Shortly after finishing Jungle Jim, Withers appeared in Radio Patrol (1937), his final Universal serial and his final starring cliffhanger. Based on a comic strip by Charles Schmidt and Eddie Sullivan, Patrol starred Withers as a police officer named Pat O’Hara, who tried to solve the murder of an inventor and became involved in a complicated mystery involving a fugitive convict, a formula for flexible steel, a sinister Middle Eastern ambassador, a crooked industrialist, and a mysterious killer. O’Hara ultimately cracked the case and won a promotion to the detective squad, with the help of his partner (Adrian Morris), the inventor’s son (Mickey Rentschler) and the fugitive’s sister (Catherine Hughes). Radio Patrol was a very well-made crime serial, with a complicated but non-confusing plot and vivid Depression-era urban locations (including a a steel mill and a junkyard). Withers was perfectly cast as a determined, level-headed “cop,” a realistic hero the audience could identify with as he sorted out the plot’s often fantastic tangles.
Above: Withers, in plain clothes this time, has the drop on a trio of thugs in Radio Patrol. Adrian Morris, in light suit, aids Withers. The heroes’ canine helper Silver Wolf can be glimpsed between Withers and Morris, while the thug closest to Withers is Tom London.

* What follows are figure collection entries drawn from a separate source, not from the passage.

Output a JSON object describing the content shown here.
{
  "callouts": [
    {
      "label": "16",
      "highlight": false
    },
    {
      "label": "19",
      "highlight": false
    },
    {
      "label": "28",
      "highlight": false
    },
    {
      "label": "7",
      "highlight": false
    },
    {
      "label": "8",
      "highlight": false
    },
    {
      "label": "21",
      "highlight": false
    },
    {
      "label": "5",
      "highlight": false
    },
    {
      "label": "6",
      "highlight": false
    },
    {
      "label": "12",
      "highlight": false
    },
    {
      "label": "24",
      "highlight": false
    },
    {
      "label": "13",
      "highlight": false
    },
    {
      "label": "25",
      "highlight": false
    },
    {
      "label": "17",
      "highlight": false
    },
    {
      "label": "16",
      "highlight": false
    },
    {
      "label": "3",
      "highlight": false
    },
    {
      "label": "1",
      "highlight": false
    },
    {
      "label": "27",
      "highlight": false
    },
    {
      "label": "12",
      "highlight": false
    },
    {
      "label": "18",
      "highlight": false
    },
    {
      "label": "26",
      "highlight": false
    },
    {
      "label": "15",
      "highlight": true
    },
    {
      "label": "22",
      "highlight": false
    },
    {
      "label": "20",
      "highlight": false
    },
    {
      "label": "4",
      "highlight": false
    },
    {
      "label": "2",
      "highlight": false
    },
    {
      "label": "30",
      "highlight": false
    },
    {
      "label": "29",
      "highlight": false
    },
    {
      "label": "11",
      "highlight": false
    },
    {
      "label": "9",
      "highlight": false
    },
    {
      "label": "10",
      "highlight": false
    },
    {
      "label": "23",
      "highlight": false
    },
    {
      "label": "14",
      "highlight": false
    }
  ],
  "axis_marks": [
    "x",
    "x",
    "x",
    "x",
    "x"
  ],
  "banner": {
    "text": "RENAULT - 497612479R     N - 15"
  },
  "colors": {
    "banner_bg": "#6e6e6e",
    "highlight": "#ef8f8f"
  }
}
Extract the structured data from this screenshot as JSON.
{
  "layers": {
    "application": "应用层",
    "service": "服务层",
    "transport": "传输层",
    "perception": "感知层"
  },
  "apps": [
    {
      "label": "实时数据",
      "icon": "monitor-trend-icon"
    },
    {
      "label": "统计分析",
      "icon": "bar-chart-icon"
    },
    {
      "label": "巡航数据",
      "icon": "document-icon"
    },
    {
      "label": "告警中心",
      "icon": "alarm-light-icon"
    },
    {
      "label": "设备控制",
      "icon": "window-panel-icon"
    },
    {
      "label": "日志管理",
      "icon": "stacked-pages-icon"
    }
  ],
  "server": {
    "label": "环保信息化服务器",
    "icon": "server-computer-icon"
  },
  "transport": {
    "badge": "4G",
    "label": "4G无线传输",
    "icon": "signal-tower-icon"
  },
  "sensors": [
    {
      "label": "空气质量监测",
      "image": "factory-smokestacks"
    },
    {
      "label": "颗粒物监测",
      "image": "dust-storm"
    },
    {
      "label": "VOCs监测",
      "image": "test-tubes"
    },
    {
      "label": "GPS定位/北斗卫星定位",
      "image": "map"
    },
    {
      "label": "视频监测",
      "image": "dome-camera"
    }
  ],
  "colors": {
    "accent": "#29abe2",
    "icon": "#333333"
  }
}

Withers made his last serial, the energetic Columbia Pictures thriller The Secret of Treasure Island, in 1938. This time he was a heavy, a role he would play for most of his subsequent screen career. Withers’s character was Gridley, the vicious, ruthless henchman of a villain called the Shark (Walter Miller). The Shark was seeking a pirate treasure on a Caribbean island, and Gridley was ostensibly aiding him, while doing his best to get the treasure for himself. Withers gave this villain the same determination he had imparted to his heroes, making the character a frighteningly tireless bad guy. Gridley obviously felt that force was the only way of getting what he wanted, and he exerted force early and often, continually threatening hero Don Terry and heroine Gwen Gaze with brutal violence and doing his best to make good on such threats. Gridley’s single-minded villainy was his undoing, though; in the final chapter, he became too preoccupied with his attempts to explode Terry and Gaze to make his escape from a volcanic eruption.
Withers starred in a few more B-films in the late 1930s before settling down to a long career as a character actor in major and minor films, a career that lasted throughout the 1940s and into the 1950s. He specialized in playing nasty heavies, but managed an occasional sympathetic role as a gruff policeman or genial “working stiff.” In 1944, he signed a ten-year contract with Republic Pictures, and worked extensively in their B and A-westerns, usually playing villains opposite stars like Roy Rogers, Bill Elliott, and John Wayne. He also became a regular member of director John Ford’s stock company during this time, appearing in Ford westerns like My Darling Clementine (as outlaw Ike Clanton), Fort Apache (as a corrupt Indian Agent) and Rio Grande (as a grumpy but persistent marshal pursuing fugitive Ben Johnson). After his Republic contract expired in 1954, he worked chiefly in television, appearing in some meaty supporting roles on shows like Cheyenne (as an embittered ex-lawman turned to crime) and Wagon Train (as a revenge-seeking cattle baron who relented in the end). His final role was a sympathetic part (the leading lady’s father) in a 1959 episode of the Rory Calhoun series, The Texan. Sadly, Withers, suffering from illness and personal problems, killed himself with a barbiturate overdose in 1959.
Grant Withers will always be remembered by movie buffs as one of the best villains in the business, but serial buffs will also recall that Withers lent his tough-guy presence to some memorable heroic roles. Few actors could convey quietly tough heroism and bulldog-like tenacity as well as Grant Withers could, and few were as perfectly suited to starring chapterplay roles as Marine non-coms, policemen, and other down-to-earth but authoritative types.